Certes, il est beau d’occuper de la place dans les âmes de la foule, mais on y est les trois quarts du temps en si piètre compagnie, qu’il y a de quoi dégoûter la délicatesse d’un homme bien né.

Avouons que si aucune belle chose n’est restée ignorée, il n’est pas de turpitude qui n’ait été applaudie, ni de sot qui n’ait passé pour grand homme, ni de grand homme qu’on n’ait comparé à un crétin. La postérité change d’avis quelquefois (mais la tache n’en reste pas moins au front de cette humanité qui a de si nobles instincts), et encore ! Est-ce que jamais la France reconnaîtra que Ronsard vaut bien Racine ! Il faut donc faire de l’art pour soi, pour soi seul, comme on joue du violon.

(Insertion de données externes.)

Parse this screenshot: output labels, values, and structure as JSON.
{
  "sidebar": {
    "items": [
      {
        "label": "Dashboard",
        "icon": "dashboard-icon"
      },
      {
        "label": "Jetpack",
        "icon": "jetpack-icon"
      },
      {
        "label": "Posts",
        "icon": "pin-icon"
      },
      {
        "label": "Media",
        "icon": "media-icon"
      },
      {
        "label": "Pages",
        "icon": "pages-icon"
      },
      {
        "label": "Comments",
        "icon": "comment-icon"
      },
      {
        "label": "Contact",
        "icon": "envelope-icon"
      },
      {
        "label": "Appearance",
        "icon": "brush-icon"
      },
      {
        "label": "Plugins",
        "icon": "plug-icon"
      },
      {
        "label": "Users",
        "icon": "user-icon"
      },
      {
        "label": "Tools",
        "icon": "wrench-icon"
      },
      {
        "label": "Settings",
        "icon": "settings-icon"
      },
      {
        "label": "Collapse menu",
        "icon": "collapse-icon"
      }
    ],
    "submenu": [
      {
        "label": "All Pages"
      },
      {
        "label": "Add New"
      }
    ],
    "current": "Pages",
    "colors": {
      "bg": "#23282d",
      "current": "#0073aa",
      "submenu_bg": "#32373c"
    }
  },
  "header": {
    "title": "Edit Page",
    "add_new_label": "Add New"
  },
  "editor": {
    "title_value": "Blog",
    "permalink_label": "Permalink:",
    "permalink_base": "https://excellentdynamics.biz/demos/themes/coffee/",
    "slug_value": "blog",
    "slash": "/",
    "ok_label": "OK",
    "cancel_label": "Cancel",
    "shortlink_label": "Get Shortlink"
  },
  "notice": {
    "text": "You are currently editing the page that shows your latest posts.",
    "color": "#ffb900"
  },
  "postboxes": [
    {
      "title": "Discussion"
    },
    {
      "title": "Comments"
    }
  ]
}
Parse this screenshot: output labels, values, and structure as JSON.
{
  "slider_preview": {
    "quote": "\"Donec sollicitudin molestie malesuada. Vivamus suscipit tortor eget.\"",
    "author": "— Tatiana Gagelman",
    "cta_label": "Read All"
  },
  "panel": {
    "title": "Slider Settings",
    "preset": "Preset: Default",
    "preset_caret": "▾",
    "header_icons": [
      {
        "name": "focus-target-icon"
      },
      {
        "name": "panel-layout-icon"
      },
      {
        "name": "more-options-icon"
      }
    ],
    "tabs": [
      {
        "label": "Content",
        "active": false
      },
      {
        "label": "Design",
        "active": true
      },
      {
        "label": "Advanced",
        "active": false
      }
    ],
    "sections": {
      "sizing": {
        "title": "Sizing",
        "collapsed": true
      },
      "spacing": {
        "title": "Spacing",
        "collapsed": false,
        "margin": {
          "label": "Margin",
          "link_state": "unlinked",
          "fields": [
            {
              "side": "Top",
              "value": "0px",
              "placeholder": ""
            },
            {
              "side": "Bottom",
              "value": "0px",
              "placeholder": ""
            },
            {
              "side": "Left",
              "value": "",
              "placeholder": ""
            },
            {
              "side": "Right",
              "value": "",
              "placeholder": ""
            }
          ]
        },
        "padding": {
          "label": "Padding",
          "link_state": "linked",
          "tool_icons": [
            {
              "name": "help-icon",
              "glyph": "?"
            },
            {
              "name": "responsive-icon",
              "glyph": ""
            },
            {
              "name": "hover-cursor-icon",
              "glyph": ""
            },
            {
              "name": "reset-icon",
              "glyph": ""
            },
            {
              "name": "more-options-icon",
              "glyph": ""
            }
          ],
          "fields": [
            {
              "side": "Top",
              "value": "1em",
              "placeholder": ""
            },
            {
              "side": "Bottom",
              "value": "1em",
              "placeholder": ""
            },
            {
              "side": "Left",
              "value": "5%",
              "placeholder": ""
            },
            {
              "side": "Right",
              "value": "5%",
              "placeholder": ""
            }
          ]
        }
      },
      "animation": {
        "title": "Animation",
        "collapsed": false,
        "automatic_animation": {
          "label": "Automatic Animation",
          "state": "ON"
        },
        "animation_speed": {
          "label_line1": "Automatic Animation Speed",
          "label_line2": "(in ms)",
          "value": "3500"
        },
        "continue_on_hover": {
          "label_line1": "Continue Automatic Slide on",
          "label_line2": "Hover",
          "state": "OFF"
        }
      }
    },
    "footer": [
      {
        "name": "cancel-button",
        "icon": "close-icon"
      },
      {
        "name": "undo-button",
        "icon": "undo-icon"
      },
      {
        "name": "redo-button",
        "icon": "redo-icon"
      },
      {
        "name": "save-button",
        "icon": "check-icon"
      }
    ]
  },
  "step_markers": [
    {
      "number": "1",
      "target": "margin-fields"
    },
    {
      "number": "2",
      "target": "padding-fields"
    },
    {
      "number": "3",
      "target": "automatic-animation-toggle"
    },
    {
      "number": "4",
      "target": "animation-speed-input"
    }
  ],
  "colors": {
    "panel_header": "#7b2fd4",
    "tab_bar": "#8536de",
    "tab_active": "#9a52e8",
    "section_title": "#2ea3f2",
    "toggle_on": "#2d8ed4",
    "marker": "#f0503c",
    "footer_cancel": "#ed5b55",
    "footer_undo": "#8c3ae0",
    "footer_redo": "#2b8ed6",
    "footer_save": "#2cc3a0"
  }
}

Musset restera par ces côtés qu’il renie. Il a eu de beaux jets, de beaux cris, voilà tout. Mais le parisien chez lui entrave le poète ; le dandysme y corrompt l’élégance ; ses genoux sont raides de ses sous-pieds. La force lui a manqué pour devenir un maître ; il n’a cru ni à lui (?) ni à son art, mais à ses passions. Il a célébré avec emphase le cœur, le sentiment, l’amour avec toutes sortes d’H, au rabaissement de beautés plus hautes : « le cœur seul est poète », etc. Ces sortes de choses flattent les dames, maximes commodes qui font que tant de gens se croient poètes sans avoir fait un vers. Cette glorification du médiocre m’indigne. C’est nier tout art, toute beauté ; c’est insulter l’aristocratie du bon Dieu.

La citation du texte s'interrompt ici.